Xtreme Vogue London Desk: Sarah Marshal
If you ask Rebecca Miller, it’s getting harder and harder to make movies about people in a room talking
That particular brand of intimate, personal storytelling, the kind the director of ‘Maggie’s Plan’ and ‘The Private Lives of Pippa Lee’ is known for, is a challenging prospect for financiers weighing up a Darwinian landscape for cinemagoing.
It’s why Miller’s latest, ‘She Came To Me’, which opens the Berlin Film Festival on Thursday, feels like a triumph for the American director (who’s also the playwright Arthur Miller’s daughter), who marks her return to narrative features after an eight-year hiatus,
“Making a movie like this is actually meaningful for independent cinema — it’s meaningful that we got it made,” Miller said, “Every time that happens, it’s a real victory, because it is very difficult … it’s hard to get personal films made.”
There’s plenty that’s unusual in ‘She Came To Me’ — albeit in all the best ways.
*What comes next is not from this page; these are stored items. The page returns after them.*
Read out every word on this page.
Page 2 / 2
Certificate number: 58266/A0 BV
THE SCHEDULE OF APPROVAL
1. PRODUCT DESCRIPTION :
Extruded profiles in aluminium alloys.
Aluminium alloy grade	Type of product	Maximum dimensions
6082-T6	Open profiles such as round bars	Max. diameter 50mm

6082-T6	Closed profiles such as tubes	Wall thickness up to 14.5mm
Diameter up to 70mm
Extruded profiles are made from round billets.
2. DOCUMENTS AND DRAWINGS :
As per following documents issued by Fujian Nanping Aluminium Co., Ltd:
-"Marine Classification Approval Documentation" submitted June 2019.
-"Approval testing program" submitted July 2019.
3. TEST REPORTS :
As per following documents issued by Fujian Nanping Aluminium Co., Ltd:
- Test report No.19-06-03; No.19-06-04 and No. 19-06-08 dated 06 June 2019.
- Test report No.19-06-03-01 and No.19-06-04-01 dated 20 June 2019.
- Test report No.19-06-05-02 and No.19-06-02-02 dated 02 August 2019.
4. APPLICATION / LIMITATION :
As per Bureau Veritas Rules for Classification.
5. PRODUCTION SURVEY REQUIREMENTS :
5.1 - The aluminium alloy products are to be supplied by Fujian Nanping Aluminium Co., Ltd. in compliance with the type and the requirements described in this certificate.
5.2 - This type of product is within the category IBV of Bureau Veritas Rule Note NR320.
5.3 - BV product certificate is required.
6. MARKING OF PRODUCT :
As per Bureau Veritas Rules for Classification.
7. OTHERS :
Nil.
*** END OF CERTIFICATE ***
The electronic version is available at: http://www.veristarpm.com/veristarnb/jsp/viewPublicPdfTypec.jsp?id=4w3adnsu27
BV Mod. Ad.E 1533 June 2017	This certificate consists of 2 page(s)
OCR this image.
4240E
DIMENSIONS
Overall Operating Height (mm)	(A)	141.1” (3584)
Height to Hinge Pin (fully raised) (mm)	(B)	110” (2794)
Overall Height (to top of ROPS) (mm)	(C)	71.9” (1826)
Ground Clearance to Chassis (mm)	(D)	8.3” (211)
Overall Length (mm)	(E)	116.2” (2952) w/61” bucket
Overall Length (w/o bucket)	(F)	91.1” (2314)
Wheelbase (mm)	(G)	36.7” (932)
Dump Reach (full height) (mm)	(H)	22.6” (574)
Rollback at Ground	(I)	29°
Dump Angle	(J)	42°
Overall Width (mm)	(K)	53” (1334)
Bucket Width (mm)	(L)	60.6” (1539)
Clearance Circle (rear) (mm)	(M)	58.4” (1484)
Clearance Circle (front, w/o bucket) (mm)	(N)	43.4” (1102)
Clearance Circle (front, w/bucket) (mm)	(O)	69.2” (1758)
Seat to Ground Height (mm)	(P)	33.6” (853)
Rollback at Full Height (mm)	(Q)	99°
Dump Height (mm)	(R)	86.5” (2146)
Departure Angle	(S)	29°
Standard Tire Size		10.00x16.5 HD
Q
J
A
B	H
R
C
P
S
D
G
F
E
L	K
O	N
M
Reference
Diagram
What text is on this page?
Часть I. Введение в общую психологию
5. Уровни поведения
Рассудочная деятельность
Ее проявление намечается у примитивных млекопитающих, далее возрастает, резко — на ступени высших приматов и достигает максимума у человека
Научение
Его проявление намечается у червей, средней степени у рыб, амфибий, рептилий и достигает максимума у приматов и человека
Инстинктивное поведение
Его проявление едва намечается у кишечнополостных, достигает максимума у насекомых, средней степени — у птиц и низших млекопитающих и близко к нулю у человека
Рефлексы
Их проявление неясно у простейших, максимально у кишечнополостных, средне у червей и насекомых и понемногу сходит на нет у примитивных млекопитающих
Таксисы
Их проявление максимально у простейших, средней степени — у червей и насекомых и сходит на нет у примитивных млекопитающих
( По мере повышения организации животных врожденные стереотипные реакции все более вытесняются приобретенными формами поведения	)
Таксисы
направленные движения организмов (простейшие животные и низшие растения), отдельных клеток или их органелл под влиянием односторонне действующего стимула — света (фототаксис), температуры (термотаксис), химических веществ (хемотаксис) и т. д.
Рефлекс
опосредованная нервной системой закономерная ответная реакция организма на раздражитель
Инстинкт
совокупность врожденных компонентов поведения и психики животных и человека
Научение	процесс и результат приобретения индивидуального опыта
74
The romantic comedy-drama stars Peter Dinklage as Steven, a moody classical composer struggling with an oppressive writer’s block that prevents him from delivering his next opera.
Despite endless encouragement from his evangelical therapist wife (Anne Hathaway), it takes a bizarre and slightly traumatic encounter with an eccentric tugboat captain (Marisa Tomei) to snap him out of his creative torpor. But just as Steven makes his long-awaited comeback, his personal life implodes’.
The project is Miller’s seventh directorial effort, and follows her 2017 documentary ‘Arthur Miller: Writer’, about her late father, the ‘Death of a Salesman’ playwright.
Her last narrative feature was 2015’s ‘Maggie’s Plan’, a cute rom-com-gone-wrong in which Greta Gerwig’s “other woman” tries to return her lover (Ethan Hawke) to his ex-wife (Julianne Moore).